С момента принятия биопсихосоциальной модели многое изменилось. В современных доказательных исследования с помощью методов геномики, прижизненной визуализации функций специализированных систем мозга и соматических систем, омиксных технологий убедительно верифицируется патогенетические эффекты психосоциальных, психических и эмоциональных факторов на соматические системы, их вклад в нарушение психосоматических взаимоотношений и возникновение соматических заболеваний. Также изменился и дополнился список психосоматических расстройств за счет таких патологических состояний, как паническое расстройство, бессонница, рак, инфаркт миокарда, инсульт, функциональное расстройство кишечника, неспецифический язвенный колит, синдром раздраженного кишечника, сексуальные расстройства, ожирение, расстройства пищевого.
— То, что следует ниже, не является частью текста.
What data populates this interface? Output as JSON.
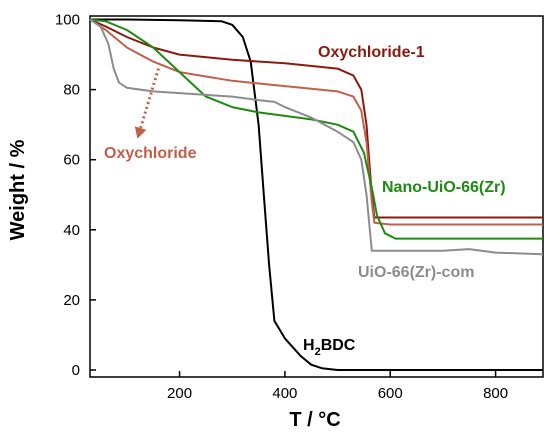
{
  "chart_data": {
    "type": "line",
    "title": "",
    "xlabel": "T / °C",
    "ylabel": "Weight / %",
    "xlim": [
      30,
      890
    ],
    "ylim": [
      -2,
      101
    ],
    "x_ticks": [
      "200",
      "400",
      "600",
      "800"
    ],
    "x_tick_values": [
      200,
      400,
      600,
      800
    ],
    "y_ticks": [
      "0",
      "20",
      "40",
      "60",
      "80",
      "100"
    ],
    "y_tick_values": [
      0,
      20,
      40,
      60,
      80,
      100
    ],
    "grid": false,
    "legend": "none",
    "series": [
      {
        "name": "H2BDC",
        "color": "#000000",
        "x": [
          30,
          100,
          200,
          280,
          300,
          320,
          335,
          350,
          360,
          370,
          380,
          400,
          430,
          450,
          470,
          500,
          600,
          700,
          800,
          890
        ],
        "y": [
          100,
          100,
          99.8,
          99.5,
          98.5,
          95,
          88,
          70,
          50,
          30,
          14,
          9,
          4,
          1.5,
          0.5,
          0,
          0,
          0,
          0,
          0
        ]
      },
      {
        "name": "Oxychloride-1",
        "color": "#8b1a0e",
        "x": [
          30,
          60,
          100,
          150,
          200,
          300,
          400,
          500,
          530,
          545,
          555,
          565,
          570,
          600,
          700,
          800,
          890
        ],
        "y": [
          100,
          98,
          95,
          92,
          90,
          88.5,
          87.5,
          86,
          84,
          80,
          70,
          50,
          43.5,
          43.5,
          43.5,
          43.5,
          43.5
        ]
      },
      {
        "name": "Oxychloride",
        "color": "#c0604a",
        "x": [
          30,
          60,
          100,
          150,
          200,
          300,
          400,
          500,
          530,
          545,
          555,
          565,
          570,
          600,
          700,
          800,
          890
        ],
        "y": [
          100,
          97,
          92,
          88,
          85,
          82.5,
          81,
          79.5,
          78,
          74,
          65,
          48,
          42,
          41.5,
          41.5,
          41.5,
          41.5
        ]
      },
      {
        "name": "Nano-UiO-66(Zr)",
        "color": "#1e8a14",
        "x": [
          30,
          60,
          100,
          150,
          200,
          250,
          300,
          350,
          400,
          450,
          500,
          530,
          550,
          565,
          575,
          590,
          610,
          650,
          700,
          800,
          890
        ],
        "y": [
          100,
          99.5,
          97,
          92,
          85,
          78,
          75,
          73.5,
          72.5,
          71.5,
          70,
          68,
          62,
          52,
          44,
          39,
          37.5,
          37.5,
          37.5,
          37.5,
          37.5
        ]
      },
      {
        "name": "UiO-66(Zr)-com",
        "color": "#8c8c8c",
        "x": [
          30,
          50,
          65,
          75,
          85,
          100,
          150,
          200,
          300,
          350,
          380,
          400,
          450,
          500,
          530,
          545,
          555,
          565,
          600,
          700,
          750,
          800,
          890
        ],
        "y": [
          100,
          98,
          93,
          86,
          82,
          80.5,
          79.5,
          79,
          78,
          77,
          76.5,
          75,
          72,
          68,
          65,
          60,
          50,
          34,
          34,
          34,
          34.5,
          33.5,
          33
        ]
      }
    ],
    "annotations": [
      {
        "label_prefix": "H",
        "label_sub": "2",
        "label_suffix": "BDC",
        "series": "H2BDC",
        "color": "#000000"
      },
      {
        "label": "Oxychloride-1",
        "color": "#8b1a0e"
      },
      {
        "label": "Oxychloride",
        "color": "#c0604a"
      },
      {
        "label": "Nano-UiO-66(Zr)",
        "color": "#1e8a14"
      },
      {
        "label": "UiO-66(Zr)-com",
        "color": "#8c8c8c"
      }
    ],
    "arrow": {
      "from": [
        160,
        86
      ],
      "to": [
        120,
        66
      ],
      "color": "#c0604a",
      "style": "dotted"
    }
  }
}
Как экстремальное выражение данного подхода - психологический и эмоциональный факторы осуществляют ключевой вклад в возникновение большинства соматических заболеваний.

Биопсихосоциальная модель сегодня обеспечивает основу для интеграции биологических, психологических, поведенческих, психосоциальных и социальных факторов в медицине.

Поэтому неслучайно Всемирная организация здравоохранения (ВОЗ) осознанно основала свою Международную классификацию функционирования, инвалидности и здоровья (International Classification of Function, - ICF, 2002) на биопсихосоциальной модели. Согласно Уставу ВОЗ, «…здоровьем является состояние полного физического, душевного и социального благополучия, а не только отсутствие болезней и физических дефектов».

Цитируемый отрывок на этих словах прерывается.